SANTA CLARA, Calif. (AP) — Richard Sherman walked into what used to be enemy territory at the home of the San Francisco 49ers decked out in a red suit to match his new team after switching sides from Seattle in this fierce NFC West rivalry.
Sherman still must wait a bit to put on a red 49ers jersey, but he vows it will be sooner than some people expected considering he is coming off surgery on his right Achilles tendon that ended his final season with the Seahawks and led to his release earlier this month.
Sherman said he is already back on the treadmill following that surgery and another operation to repair bone spurs in his left heel and hopes to be back on the field by May or June and at full speed by the starting of training camp this summer.
“There are some people that are cut from a different cloth and built from different things and I think I’m one of those people,” Sherman said Tuesday. “I look forward to showing people that you can come back better from things. … I look forward to coming back better than ever. I’ve got a lot of things to show a few people.”
Sherman showed plenty on the field during his seven years in Seattle, where he developed from an overlooked fifth-round pick out of Stanford into the prototypical lockdown cornerback who shut down opposing receivers and let them know about it with his colorful trash talk.
Sherman showed similar skills defending the three-year contract he negotiated himself with the 49ers. The deal is worth up to $39 million but much of it is tied to incentives for playing time and awards and little is guaranteed, according to Pro Football Talk. That led to criticism from players like Joe Thomas, former executives like Joe Banner and some in the media.
Sherman got a $3 million signing bonus, a $2 million salary for 2018 and a $2 million bonus if he passes a physical before Nov. 11. The rest of his salary is tied to per-game active roster bonuses and rewards for being named to the Pro Bowl or All-Pro teams.
If he gets those honors and plays at least 90 percent of the defensive snaps and all 16 games this season, Sherman could make $13 million this year, more than he was due to make with no guaranteed money in the final year of his deal with the Seahawks.

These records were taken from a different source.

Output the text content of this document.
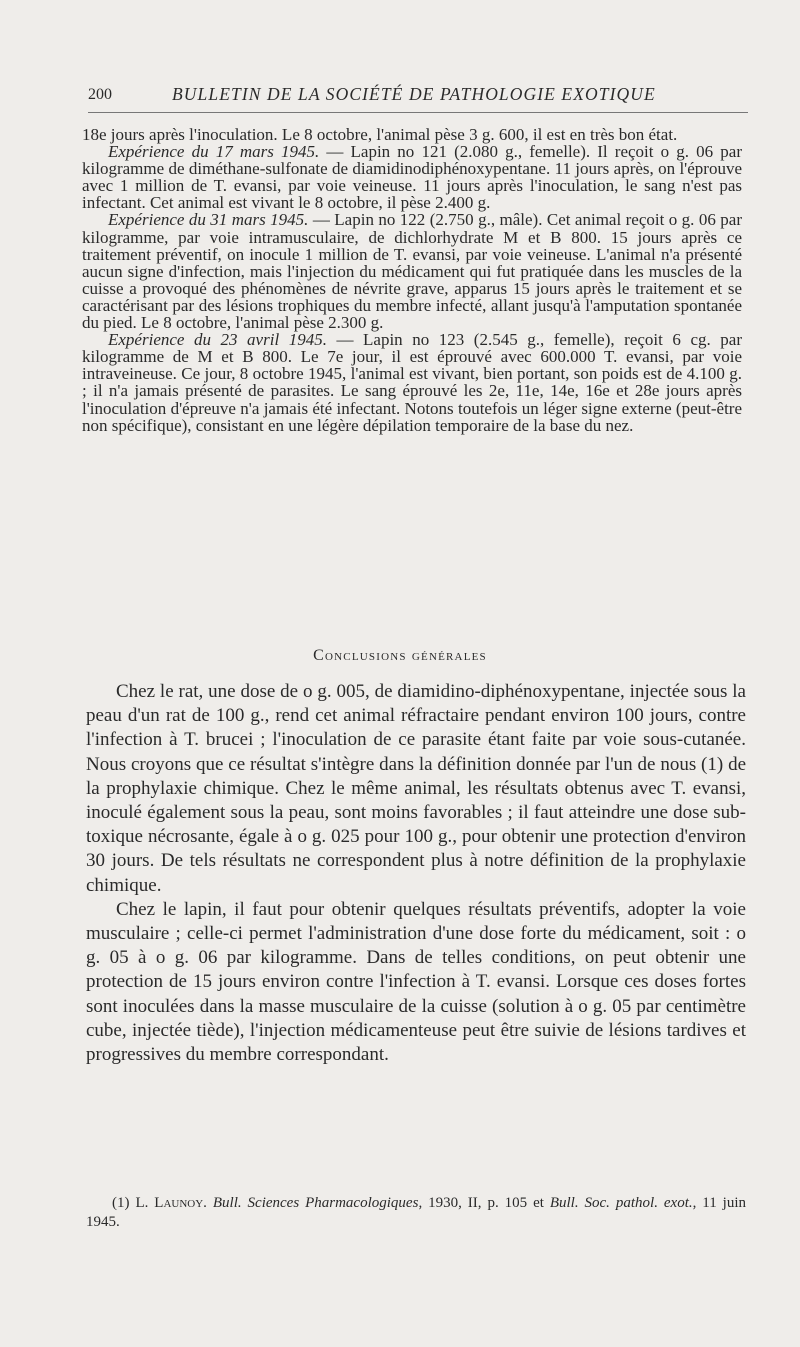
200	BULLETIN DE LA SOCIÉTÉ DE PATHOLOGIE EXOTIQUE

18e jours après l'inoculation. Le 8 octobre, l'animal pèse 3 g. 600, il est en très bon état.

Expérience du 17 mars 1945. — Lapin no 121 (2.080 g., femelle). Il reçoit o g. 06 par kilogramme de diméthane-sulfonate de diamidinodiphénoxypentane. 11 jours après, on l'éprouve avec 1 million de T. evansi, par voie veineuse. 11 jours après l'inoculation, le sang n'est pas infectant. Cet animal est vivant le 8 octobre, il pèse 2.400 g.

Expérience du 31 mars 1945. — Lapin no 122 (2.750 g., mâle). Cet animal reçoit o g. 06 par kilogramme, par voie intramusculaire, de dichlorhydrate M et B 800. 15 jours après ce traitement préventif, on inocule 1 million de T. evansi, par voie veineuse. L'animal n'a présenté aucun signe d'infection, mais l'injection du médicament qui fut pratiquée dans les muscles de la cuisse a provoqué des phénomènes de névrite grave, apparus 15 jours après le traitement et se caractérisant par des lésions trophiques du membre infecté, allant jusqu'à l'amputation spontanée du pied. Le 8 octobre, l'animal pèse 2.300 g.

Expérience du 23 avril 1945. — Lapin no 123 (2.545 g., femelle), reçoit 6 cg. par kilogramme de M et B 800. Le 7e jour, il est éprouvé avec 600.000 T. evansi, par voie intraveineuse. Ce jour, 8 octobre 1945, l'animal est vivant, bien portant, son poids est de 4.100 g. ; il n'a jamais présenté de parasites. Le sang éprouvé les 2e, 11e, 14e, 16e et 28e jours après l'inoculation d'épreuve n'a jamais été infectant. Notons toutefois un léger signe externe (peut-être non spécifique), consistant en une légère dépilation temporaire de la base du nez.

Conclusions générales

Chez le rat, une dose de o g. 005, de diamidino-diphénoxypentane, injectée sous la peau d'un rat de 100 g., rend cet animal réfractaire pendant environ 100 jours, contre l'infection à T. brucei ; l'inoculation de ce parasite étant faite par voie sous-cutanée. Nous croyons que ce résultat s'intègre dans la définition donnée par l'un de nous (1) de la prophylaxie chimique. Chez le même animal, les résultats obtenus avec T. evansi, inoculé également sous la peau, sont moins favorables ; il faut atteindre une dose sub-toxique nécrosante, égale à o g. 025 pour 100 g., pour obtenir une protection d'environ 30 jours. De tels résultats ne correspondent plus à notre définition de la prophylaxie chimique.

Chez le lapin, il faut pour obtenir quelques résultats préventifs, adopter la voie musculaire ; celle-ci permet l'administration d'une dose forte du médicament, soit : o g. 05 à o g. 06 par kilogramme. Dans de telles conditions, on peut obtenir une protection de 15 jours environ contre l'infection à T. evansi. Lorsque ces doses fortes sont inoculées dans la masse musculaire de la cuisse (solution à o g. 05 par centimètre cube, injectée tiède), l'injection médicamenteuse peut être suivie de lésions tardives et progressives du membre correspondant.

(1) L. Launoy. Bull. Sciences Pharmacologiques, 1930, II, p. 105 et Bull. Soc. pathol. exot., 11 juin 1945.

“The biggest misconception is that it’s a bad deal,” he said. “If you’re comparing it to my last deal in Seattle, I had no money guaranteed. … I’m coming off a ruptured Achilles, what do I have? What security do I have there? With this deal, I get $5 million guaranteed, which is half of my other contract. I get the ability to make more than I could have done whether I played at an All-Pro level or not in Seattle. And that’s really all that I wanted. I play at the level that I’m capable of. I feel security in the upcoming years and I felt comfortable with that. I’m great with that.”
Sherman said it was important to him to negotiate his own deal and he studied other cornerback contracts before the 5½ hours of negotiations with 49ers cap specialist Paraag Marathe and general manager John Lynch.
Sherman pointed out that many of the contracts negotiated each offseason by certified agents come with lofty sticker prices that players never get to see because of few guarantees.
He said he has already heard from other players interested in doing their own deals in the future and expects more to come.
“I think these agents sometimes benefit from relationships. ‘Oh, I know this GM. We’ve had dealings with for years.’ They really don’t have to do a ton of work. ‘Hey, I called this guy. How much are you willing to give him? Oh, $5 million? OK. I’ll convince him that that’s good enough,'” Sherman said. “Instead of guys being able to control their own destiny, being in control of their own finances and I think it goes back to just educating our players in general on their own finances and being in control of your own life. I think more of our players are.”